(Photo Credits : Facebook/TinaHines)

The age-old question of what happens after death has perplexed many, leading to a multitude of beliefs and opinions. Some, however, may have a more profound understanding of the afterlife, having personally experienced it.

It's not uncommon to hear stories of individuals who, despite being declared dead during medical procedures, return to life and share surreal accounts of what they witnessed.
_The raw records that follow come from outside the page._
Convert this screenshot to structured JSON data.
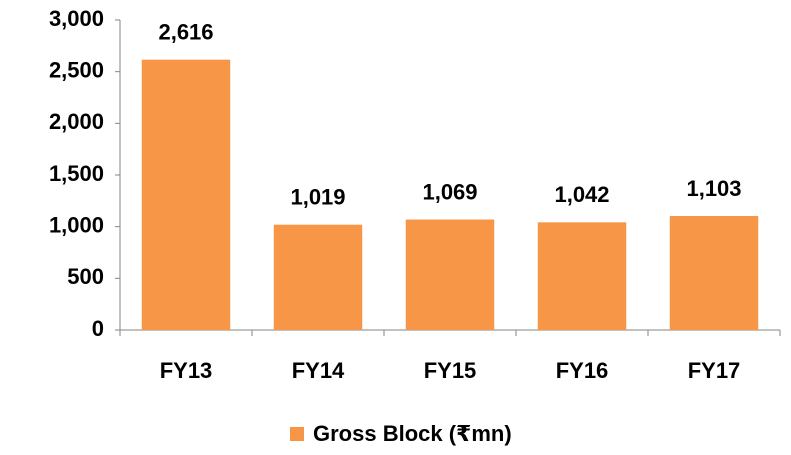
{
  "chart_data": {
    "type": "bar",
    "categories": [
      "FY13",
      "FY14",
      "FY15",
      "FY16",
      "FY17"
    ],
    "series": [
      {
        "name": "Gross Block (₹mn)",
        "color": "#f79646",
        "values": [
          2616,
          1019,
          1069,
          1042,
          1103
        ],
        "value_labels": [
          "2,616",
          "1,019",
          "1,069",
          "1,042",
          "1,103"
        ]
      }
    ],
    "ylim": [
      0,
      3000
    ],
    "yticks": [
      0,
      500,
      {
        "value": 1000,
        "label": "1,000"
      },
      {
        "value": 1500,
        "label": "1,500"
      },
      {
        "value": 2000,
        "label": "2,000"
      },
      {
        "value": 2500,
        "label": "2,500"
      },
      {
        "value": 3000,
        "label": "3,000"
      }
    ],
    "grid": false,
    "legend": "bottom"
  }
}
Tina Hines belongs to this exceptional group. In February 2018, she suffered a cardiac arrest, and despite her husband Brian's valiant attempts to revive her, she passed away. During her journey to the hospital, Tina's life was restored six times by medical professionals, resulting in her experiencing a total of 27 minutes of death.

(In 2018, Tina Hines experienced a cardiac arrest. 
Photo Credit: Facebook/Tina Hines)

However, after being intubated at the hospital, she eventually regained consciousness and urgently requested a pen and paper to jot down an ominous message for her family.

In barely legible handwriting, Tina scrawled the words 'it's real.' When questioned about what was real, she simply nodded upwards.

"It was so real, the colors were so vibrant," Tina conveyed to AZfamily.com.

She explained that she saw a figure whom she believed to be Jesus.

Remarkably, experiences like Tina's aren't uncommon.

According to studies, while most people have no recollection of the period when they were technically deceased, around 10 to 20 percent report some form of visual or sensory occurrences during that time.

And though these occurrences may appear mystical, scientists have been edging closer to uncovering the truth behind what happens during near-death experiences.

In 2013, researchers at the University of Michigan conducted a study involving rats.

As per reports, there is a surge of brain activity just prior to death that surpasses that of the most alert, conscious state.

(Tina's message, written in her own handwriting. 
Credit: Facebook/Tina Hines)

The leader of the study, Dr. Jimo Borjigin from the University of Michigan, commented, "A lot of people thought that the brain after clinical death was inactive or hypoactive, with less activity than the waking state, and we show that is definitely not the case.

"If anything, it is much more active during the dying process than even the waking state."

During the study, nine rats were monitored as they were approaching death. In the 30-second period after their hearts stopped beating, researchers observed a significant spike in high-frequency brainwaves.

Could Tina's experience simply have been a result of a surge in high-frequency brainwaves? We may never have a definitive answer.